I had a couple more discussions with the nurse manager of our unit this past week, and it seems like I'm finally going to soon get the formal go-ahead for the project I first proposed in January, and for which I started preparing last October.
Maybe I've been preparing for this project since I first attended an end of life care program in...2003, maybe. That was a day-long event at Boston's Beth Israel Hospital, now known as Beth Israel Deaconess Medical Center. BI is home to one of the best medical writers around, as well as to a blogging CEO.
Then again, maybe I've been preparing for this project since 1976. That was the year I graduated from a hospital-run school of nursing, and that my father died.
I'll ramp up the frequency of my posting here, and plan to include accounts of the project as well as others related to, or provoked by, the topics of living, dying, death, and the things that precede and follow them.

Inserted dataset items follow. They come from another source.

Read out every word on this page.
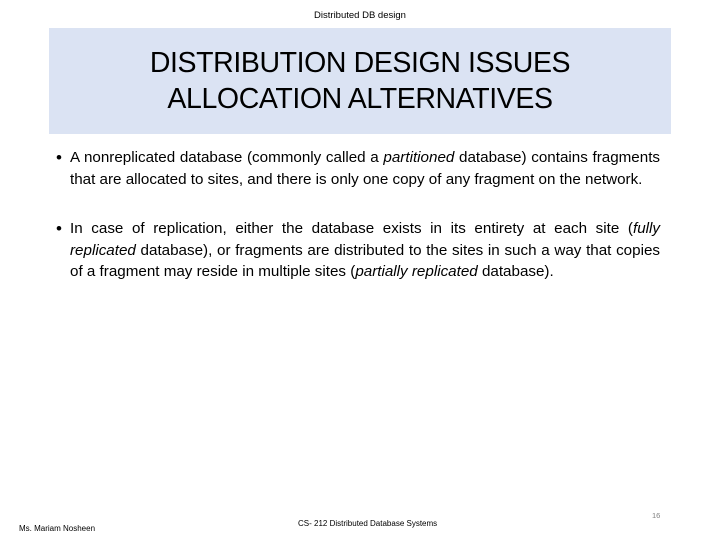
Distributed DB design
DISTRIBUTION DESIGN ISSUES
ALLOCATION ALTERNATIVES
• A nonreplicated database (commonly called a partitioned database) contains fragments that are allocated to sites, and there is only one copy of any fragment on the network.
• In case of replication, either the database exists in its entirety at each site (fully replicated database), or fragments are distributed to the sites in such a way that copies of a fragment may reside in multiple sites (partially replicated database).
Ms. Mariam Nosheen
CS- 212 Distributed Database Systems
16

I've been working on a piece, mostly in my head, about the sudden loss of a colleague last month. I hope to get it down in pixels, in a form that's worthy of the subject, while I'm recharging next week.
Meanwhile, I came across this site while scoping out something entirely unrelated to where I ended up. Ain't that always the way?
Today is the first day after we buried Pablo's physical body in the ground at Forest Lawn. He is now fully and completely at rest. Now we will begin our journey of looking for Pablo's spirit and energy in our lives, in each other, in the world. It's not hard. He cast a wide net, my little Scrapper.
I want to write about the past two days, and I will. But today it's too hard. I can't touch it yet. It's too hot.